Free cash flow is having a moment. After years of investors tolerating companies that burned cash in the name of growth, the pendulum is swinging back toward balance sheet discipline. Pacer ETFs is leaning into that shift hard.
On Tuesday, the firm rolled out three new strategic funds designed for investors rebalancing portfolios with 2026 expectations in mind. The lineup includes the Pacer S&P 500 Quality FCF R&D Leaders ETF (QFRD), the Pacer S&P 500 Quality FCF High Dividend ETF (QFHD), and the Pacer International Export Leaders ETF (PIEL). Together, they represent an attempt to blend growth, income, and financial health in a market where leadership credentials and dividend reliability are under closer scrutiny than ever.
Growth Companies That Actually Make Money
QFRD tracks the S&P 500 Quality FCF R&D Leaders Index, which zeroes in on 50 companies from the S&P 500 that combine high research and development spending with strong free cash flow margins. The idea is straightforward: find companies reinvesting heavily in their future, but doing so without lighting their cash pile on fire. It's growth investing with guardrails.
Dividends You Can Actually Trust
QFHD takes a different angle, tracking the S&P 500 Quality FCF High Dividend Index. This fund hunts for high dividend payers within the S&P 500 that have maintained payouts for at least five years and demonstrate quality free cash flow generation. By adding FCF as a screening layer, the ETF emphasizes dividend sustainability over raw yield chasing. The goal is to give investors income from companies with the operational health to keep those checks coming, not just companies offering tempting yields that might evaporate.
Both funds deepen Pacer's Quality FCF franchise and mark the latest chapter in the firm's partnership with S&P Dow Jones Indices. The collaboration has now produced five funds in the past 12 months.
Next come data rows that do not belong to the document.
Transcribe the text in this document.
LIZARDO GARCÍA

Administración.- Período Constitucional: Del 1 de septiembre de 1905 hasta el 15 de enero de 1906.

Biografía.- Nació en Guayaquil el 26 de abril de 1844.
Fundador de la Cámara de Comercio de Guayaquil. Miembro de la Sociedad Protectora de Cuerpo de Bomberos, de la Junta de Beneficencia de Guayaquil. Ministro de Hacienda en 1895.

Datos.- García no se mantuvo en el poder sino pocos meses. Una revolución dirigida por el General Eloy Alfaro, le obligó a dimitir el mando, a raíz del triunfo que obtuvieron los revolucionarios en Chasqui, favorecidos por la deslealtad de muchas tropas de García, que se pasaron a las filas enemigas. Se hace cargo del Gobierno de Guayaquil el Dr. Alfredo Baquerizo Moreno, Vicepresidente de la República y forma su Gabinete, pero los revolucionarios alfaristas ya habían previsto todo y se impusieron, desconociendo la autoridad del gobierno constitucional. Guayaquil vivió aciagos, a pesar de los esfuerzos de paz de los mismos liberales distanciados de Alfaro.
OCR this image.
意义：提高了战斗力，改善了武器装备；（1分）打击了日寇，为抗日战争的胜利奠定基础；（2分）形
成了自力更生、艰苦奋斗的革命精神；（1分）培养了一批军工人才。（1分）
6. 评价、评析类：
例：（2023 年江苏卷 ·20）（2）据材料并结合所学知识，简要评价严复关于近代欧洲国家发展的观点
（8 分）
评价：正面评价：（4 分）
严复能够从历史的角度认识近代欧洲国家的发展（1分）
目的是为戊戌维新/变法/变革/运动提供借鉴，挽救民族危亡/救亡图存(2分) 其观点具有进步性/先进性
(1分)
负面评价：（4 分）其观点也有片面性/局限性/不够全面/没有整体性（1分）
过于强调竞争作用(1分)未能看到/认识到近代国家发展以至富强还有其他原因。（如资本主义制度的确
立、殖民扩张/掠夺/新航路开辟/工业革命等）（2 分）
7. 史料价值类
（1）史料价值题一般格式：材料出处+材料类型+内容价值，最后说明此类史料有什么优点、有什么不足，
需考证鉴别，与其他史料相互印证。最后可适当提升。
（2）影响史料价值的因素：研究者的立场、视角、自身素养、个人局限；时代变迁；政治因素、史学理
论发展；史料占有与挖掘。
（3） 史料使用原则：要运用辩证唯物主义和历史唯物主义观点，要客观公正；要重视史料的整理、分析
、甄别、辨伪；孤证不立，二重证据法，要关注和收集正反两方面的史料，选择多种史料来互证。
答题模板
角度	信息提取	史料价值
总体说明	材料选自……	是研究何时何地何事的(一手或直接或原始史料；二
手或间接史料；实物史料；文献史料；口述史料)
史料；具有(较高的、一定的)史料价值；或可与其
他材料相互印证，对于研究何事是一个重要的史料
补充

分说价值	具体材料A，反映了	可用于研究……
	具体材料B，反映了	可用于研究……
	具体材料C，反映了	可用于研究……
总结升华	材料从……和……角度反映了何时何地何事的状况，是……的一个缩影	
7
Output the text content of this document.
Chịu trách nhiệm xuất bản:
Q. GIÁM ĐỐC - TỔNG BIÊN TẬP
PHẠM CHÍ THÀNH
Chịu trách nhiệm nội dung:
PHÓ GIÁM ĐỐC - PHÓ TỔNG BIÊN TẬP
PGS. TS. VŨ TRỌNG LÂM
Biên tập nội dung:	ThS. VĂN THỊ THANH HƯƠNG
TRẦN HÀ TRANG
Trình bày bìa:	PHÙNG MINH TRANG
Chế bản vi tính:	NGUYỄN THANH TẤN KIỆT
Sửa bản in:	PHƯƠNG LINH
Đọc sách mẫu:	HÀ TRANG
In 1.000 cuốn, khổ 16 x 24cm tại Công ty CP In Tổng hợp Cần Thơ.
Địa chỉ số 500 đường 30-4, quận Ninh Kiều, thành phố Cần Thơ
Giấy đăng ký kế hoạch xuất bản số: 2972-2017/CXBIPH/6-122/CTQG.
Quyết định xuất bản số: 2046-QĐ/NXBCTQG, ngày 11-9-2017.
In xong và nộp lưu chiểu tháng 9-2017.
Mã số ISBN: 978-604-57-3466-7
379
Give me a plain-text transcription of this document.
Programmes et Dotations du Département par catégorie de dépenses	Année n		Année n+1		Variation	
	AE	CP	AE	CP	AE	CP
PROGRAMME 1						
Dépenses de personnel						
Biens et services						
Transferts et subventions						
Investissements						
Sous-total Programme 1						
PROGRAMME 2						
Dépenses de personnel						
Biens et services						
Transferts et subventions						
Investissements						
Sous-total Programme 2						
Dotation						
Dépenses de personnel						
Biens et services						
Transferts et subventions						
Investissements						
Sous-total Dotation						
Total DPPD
International Exposure With Balance Sheet Discipline
Rounding out the trio, PIEL targets roughly 100 large- and mid-cap non-U.S. companies with high levels of foreign sales and strong free cash flow margins. It's positioned as a way for investors to gain international exposure to globally competitive businesses that also happen to have solid balance sheets and durable growth prospects.
Rupert Watts, head of factors and dividends at S&P Dow Jones Indices, said the new indices showcase how free cash flow can be combined with other factors to deliver different exposures, whether targeting long-term growth through innovation or sustainable income.
The timing feels deliberate. In an environment where profit quality and cash generation are back in vogue, Pacer is offering investors a toolkit built around the idea that how a company makes money matters just as much as whether it grows.